Depois de mais de 120 privatizações, já era para termos aprendido alguma coisa sobre avaliação de empresas, a começar por um ensinamento que vem do grande Mané Garrincha, que não sabia nada de privatização, mas entendia como ninguém de outro jogo de características interativas. Seu famoso comentário sobre os russos (sobre a conveniência de combinar com o adversário) é precioso quando se trata dessa arenga sobre o valor das empresas a privatizar. Pouco importam as idiossincrasias e obsessões do treinador-vendedor, o nacionalismo mineralógico, o amor à camisa e aos símbolos nacionais. O que conta é o fluxo de caixa descontado conforme visto pelos russos, ou seja, por sua excelência o comprador.

Por isso mesmo, quando um desses zangados economistas do PT, ou um Tribunal de Contas, afirma que houve "erro" na fixação do preço mínimo, e portanto "lesão ao patrimônio público", me ocorre que essa gente não reparou em 120 casos em que aconteceu o mesmo fenômeno: como a venda se dá num leilão aberto, se o preço de avaliação é baixo, o ágio corrige. Se for alto, não dá negócio.

O que efetivamente garante a venda em condições de mercado é o leilão. Em razão disso, o processo de avaliação, e toda a longa e tortuosa liturgia de editais e audiências que o acompanha, tem a exata importância de um sacrifício ritual aos deuses da conveniência burocrática. O preço mínimo deveria ser fixado por algum critério acaciano, barato e rápido. Afinal, trabalho mesmo tem o BNDES, que coordena as ações do Tesouro, da Receita e dos ministérios setoriais para os chamados "ajustes prévios", vale dizer, a faxina que, em geral, transforma uma empresa de patrimônio líquido negativo em algo que um avaliador externo poderá então dizer que tem certo valor.

Cada uma das privatizações federais teve pelo menos duas avaliações (os famosos serviços A e B), cada qual envolvendo uma licitação com seu edital, seus prazos, recursos e contestações, ao final levando a contratos na faixa de 1 milhãozinho ou 2, ou bem mais, dependendo da situação. É o preço que se paga para termos uma certeza dupla, cara e possivelmente redundante de que as empresas não serão vendidas por preços indevidamente baixos.

Em muitos casos, o trabalho é uma espécie de "conta de chegada" em que o avaliador trabalha para chegar ao preço mínimo desejado pelo vendedor. Em outros casos, como o dos bancos, não há razão pela qual um avaliador externo seja mais bem capacitado que o próprio Banco Central. Afinal, é o próprio BC que supervisiona esses bancos e faz os "ajustes prévios" que os deixam acima da linha-d'água, prontos para os avaliadores.

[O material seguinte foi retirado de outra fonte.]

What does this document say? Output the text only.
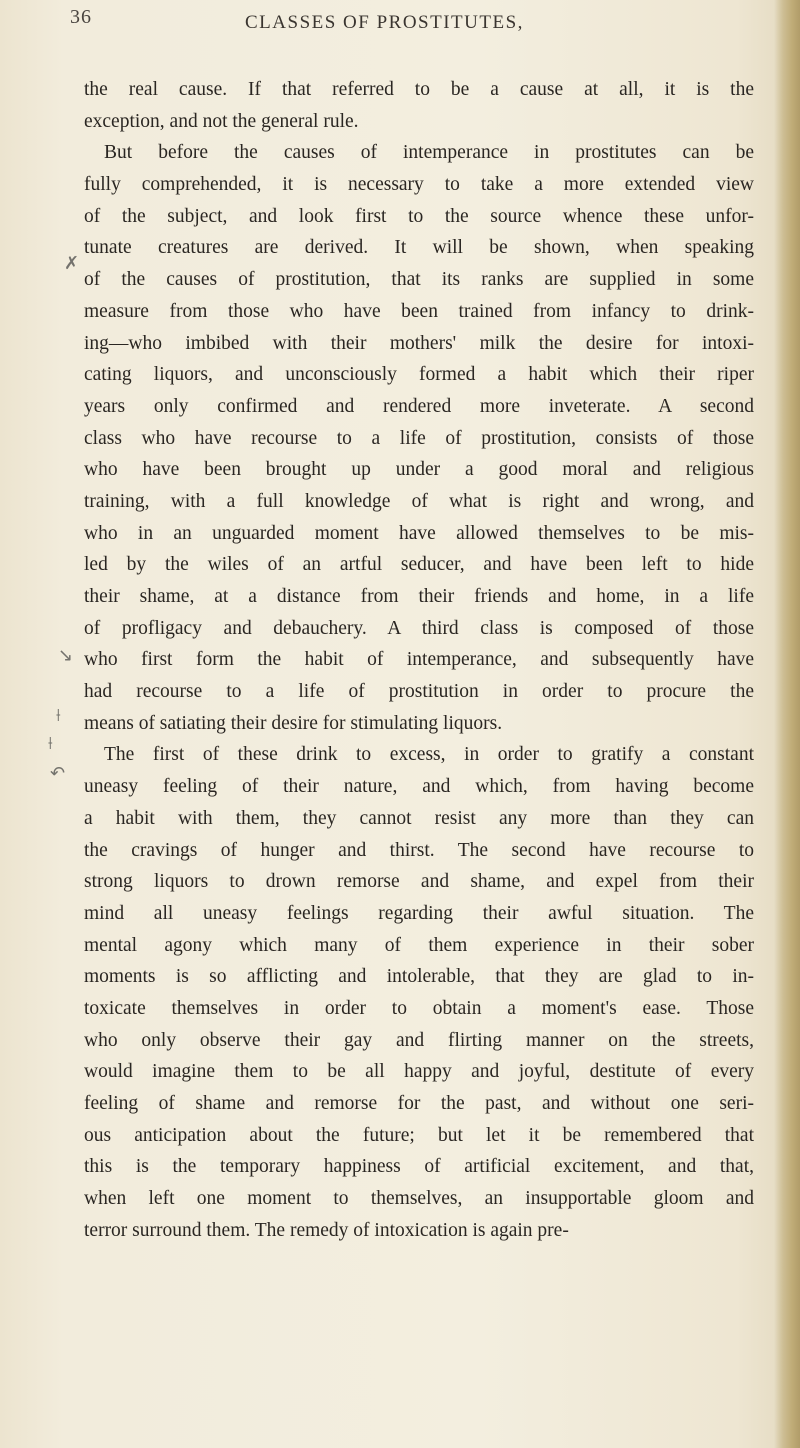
36	CLASSES OF PROSTITUTES,
the real cause. If that referred to be a cause at all, it is the
exception, and not the general rule.
But before the causes of intemperance in prostitutes can be
fully comprehended, it is necessary to take a more extended view
of the subject, and look first to the source whence these unfor-
tunate creatures are derived. It will be shown, when speaking
of the causes of prostitution, that its ranks are supplied in some
measure from those who have been trained from infancy to drink-
ing—who imbibed with their mothers' milk the desire for intoxi-
cating liquors, and unconsciously formed a habit which their riper
years only confirmed and rendered more inveterate. A second
class who have recourse to a life of prostitution, consists of those
who have been brought up under a good moral and religious
training, with a full knowledge of what is right and wrong, and
who in an unguarded moment have allowed themselves to be mis-
led by the wiles of an artful seducer, and have been left to hide
their shame, at a distance from their friends and home, in a life
of profligacy and debauchery. A third class is composed of those
who first form the habit of intemperance, and subsequently have
had recourse to a life of prostitution in order to procure the
means of satiating their desire for stimulating liquors.
The first of these drink to excess, in order to gratify a constant
uneasy feeling of their nature, and which, from having become
a habit with them, they cannot resist any more than they can
the cravings of hunger and thirst. The second have recourse to
strong liquors to drown remorse and shame, and expel from their
mind all uneasy feelings regarding their awful situation. The
mental agony which many of them experience in their sober
moments is so afflicting and intolerable, that they are glad to in-
toxicate themselves in order to obtain a moment's ease. Those
who only observe their gay and flirting manner on the streets,
would imagine them to be all happy and joyful, destitute of every
feeling of shame and remorse for the past, and without one seri-
ous anticipation about the future; but let it be remembered that
this is the temporary happiness of artificial excitement, and that,
when left one moment to themselves, an insupportable gloom and
terror surround them. The remedy of intoxication is again pre-
✗
↘
⟊
⟊
↶
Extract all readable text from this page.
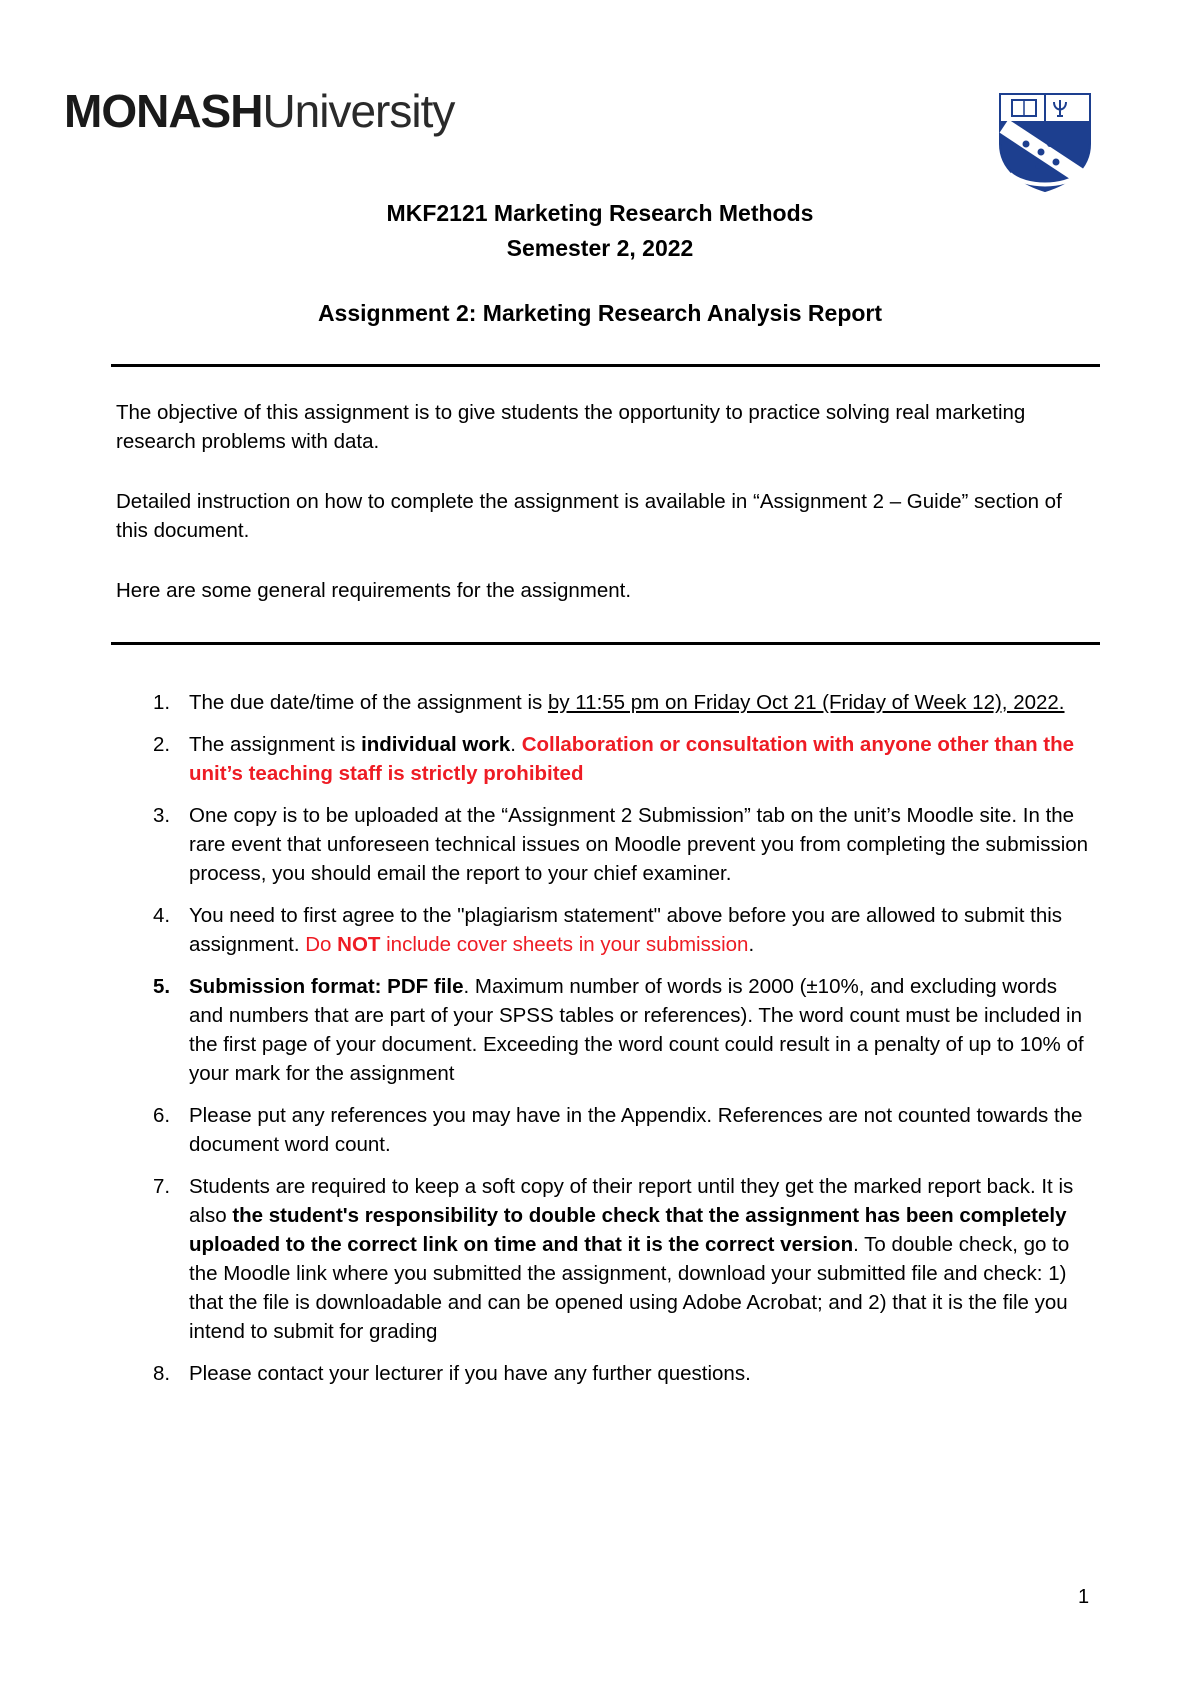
MONASHUniversity
MKF2121 Marketing Research Methods
Semester 2, 2022
Assignment 2: Marketing Research Analysis Report
The objective of this assignment is to give students the opportunity to practice solving real marketing research problems with data.
Detailed instruction on how to complete the assignment is available in “Assignment 2 – Guide” section of this document.
Here are some general requirements for the assignment.
1. The due date/time of the assignment is by 11:55 pm on Friday Oct 21 (Friday of Week 12), 2022.
2. The assignment is individual work. Collaboration or consultation with anyone other than the unit’s teaching staff is strictly prohibited
3. One copy is to be uploaded at the “Assignment 2 Submission” tab on the unit’s Moodle site. In the rare event that unforeseen technical issues on Moodle prevent you from completing the submission process, you should email the report to your chief examiner.
4. You need to first agree to the "plagiarism statement" above before you are allowed to submit this assignment. Do NOT include cover sheets in your submission.
5. Submission format: PDF file. Maximum number of words is 2000 (±10%, and excluding words and numbers that are part of your SPSS tables or references). The word count must be included in the first page of your document. Exceeding the word count could result in a penalty of up to 10% of your mark for the assignment
6. Please put any references you may have in the Appendix. References are not counted towards the document word count.
7. Students are required to keep a soft copy of their report until they get the marked report back. It is also the student's responsibility to double check that the assignment has been completely uploaded to the correct link on time and that it is the correct version. To double check, go to the Moodle link where you submitted the assignment, download your submitted file and check: 1) that the file is downloadable and can be opened using Adobe Acrobat; and 2) that it is the file you intend to submit for grading
8. Please contact your lecturer if you have any further questions.
1
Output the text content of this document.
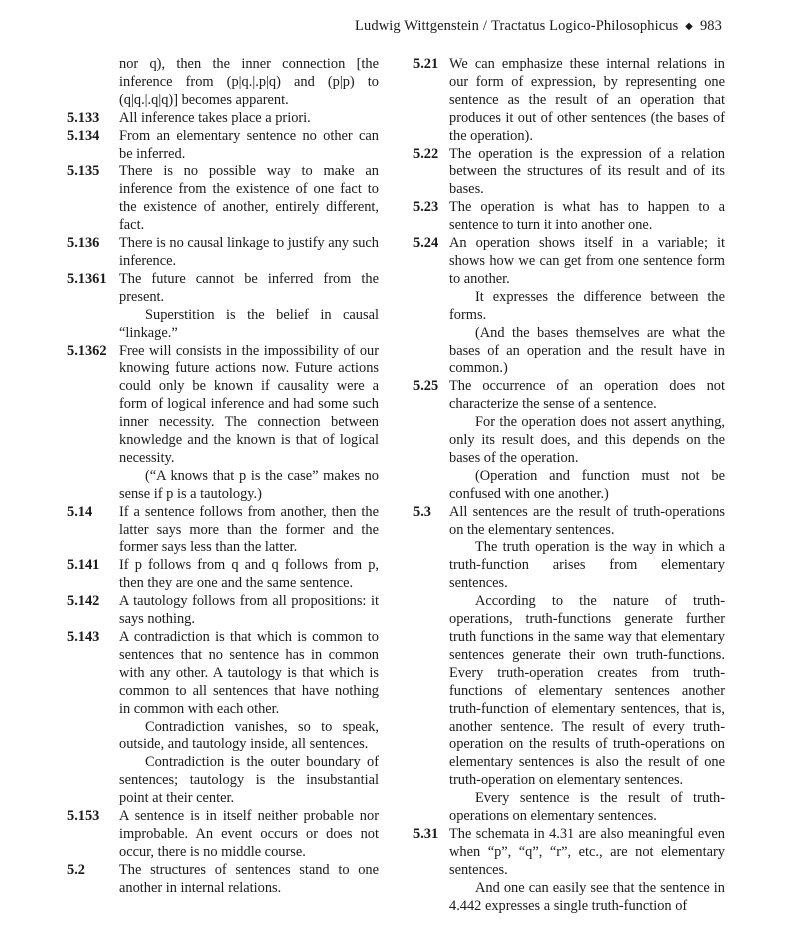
Ludwig Wittgenstein / Tractatus Logico-Philosophicus ◆ 983
nor q), then the inner connection [the inference from (p|q.|.p|q) and (p|p) to (q|q.|.q|q)] becomes apparent.
5.133 All inference takes place a priori.

5.134 From an elementary sentence no other can be inferred.

5.135 There is no possible way to make an inference from the existence of one fact to the existence of another, entirely different, fact.

5.136 There is no causal linkage to justify any such inference.

5.1361 The future cannot be inferred from the present.

Superstition is the belief in causal “linkage.”

5.1362 Free will consists in the impossibility of our knowing future actions now. Future actions could only be known if causality were a form of logical inference and had some such inner necessity. The connection between knowledge and the known is that of logical necessity.

(“A knows that p is the case” makes no sense if p is a tautology.)

5.14 If a sentence follows from another, then the latter says more than the former and the former says less than the latter.

5.141 If p follows from q and q follows from p, then they are one and the same sentence.

5.142 A tautology follows from all propositions: it says nothing.

5.143 A contradiction is that which is common to sentences that no sentence has in common with any other. A tautology is that which is common to all sentences that have nothing in common with each other.

Contradiction vanishes, so to speak, outside, and tautology inside, all sentences.

Contradiction is the outer boundary of sentences; tautology is the insubstantial point at their center.

5.153 A sentence is in itself neither probable nor improbable. An event occurs or does not occur, there is no middle course.

5.2 The structures of sentences stand to one another in internal relations.

5.21 We can emphasize these internal relations in our form of expression, by representing one sentence as the result of an operation that produces it out of other sentences (the bases of the operation).

5.22 The operation is the expression of a relation between the structures of its result and of its bases.

5.23 The operation is what has to happen to a sentence to turn it into another one.

5.24 An operation shows itself in a variable; it shows how we can get from one sentence form to another.

It expresses the difference between the forms.

(And the bases themselves are what the bases of an operation and the result have in common.)

5.25 The occurrence of an operation does not characterize the sense of a sentence.

For the operation does not assert anything, only its result does, and this depends on the bases of the operation.

(Operation and function must not be confused with one another.)

5.3 All sentences are the result of truth-operations on the elementary sentences.

The truth operation is the way in which a truth-function arises from elementary sentences.

According to the nature of truth-operations, truth-functions generate further truth functions in the same way that elementary sentences generate their own truth-functions. Every truth-operation creates from truth-functions of elementary sentences another truth-function of elementary sentences, that is, another sentence. The result of every truth-operation on the results of truth-operations on elementary sentences is also the result of one truth-operation on elementary sentences.

Every sentence is the result of truth-operations on elementary sentences.

5.31 The schemata in 4.31 are also meaningful even when “p”, “q”, “r”, etc., are not elementary sentences.

And one can easily see that the sentence in 4.442 expresses a single truth-function of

Além do Banespa, que já teve suas duas avaliações, cinco outros bancos estaduais federalizados estão na fila para avaliação e privatização: os do Amazonas, Ceará, Santa Catarina, Maranhão e Goiás. É possível que o BC tenha de publicar, portanto, como manda a lei, dez editais para a contratação dos serviços A e B para cada um deles. Cada contrato na base de 1 milhãozinho ou 2, ou mais, embora o BC já tenha uma idéia boa sobre o valor patrimonial desses bancos. Lei é lei, e, enquanto não introduzirmos métodos mais simples para a fixação do preço mínimo, não há outra maneira de fazer.

Pior de tudo é que é muito difícil saber que preço vai sair, afinal, no leilão, pois esse é um tipo de avaliação impossível de fazer. Trata-se aí de saber a opinião do mercado sobre o valor da empresa, e isso só é possível saber in loco. As surpresas foram muitas no decorrer desses anos, apenas confirmando que as avaliações, por mais científicas, não chegam ao coração dos russos. O mercado de ações, assim como o ofício do nosso Mané, é uma caixinha de surpresas. Quem sabe dizer por que as empresas da variedade "pontocom" são avaliadas pelo mercado a preços tão mirabolantes? Ou por que o Banestado sai a 1,6 bilhão de reais e o banco do Maranhão não tem comprador a 90 milhões?

O ponto é que, se os que ficam achando "erros" nas avaliações das empresas privatizáveis entendessem mesmo do assunto, estariam milionários em Wall Street, e não aqui, atrapalhando o processo.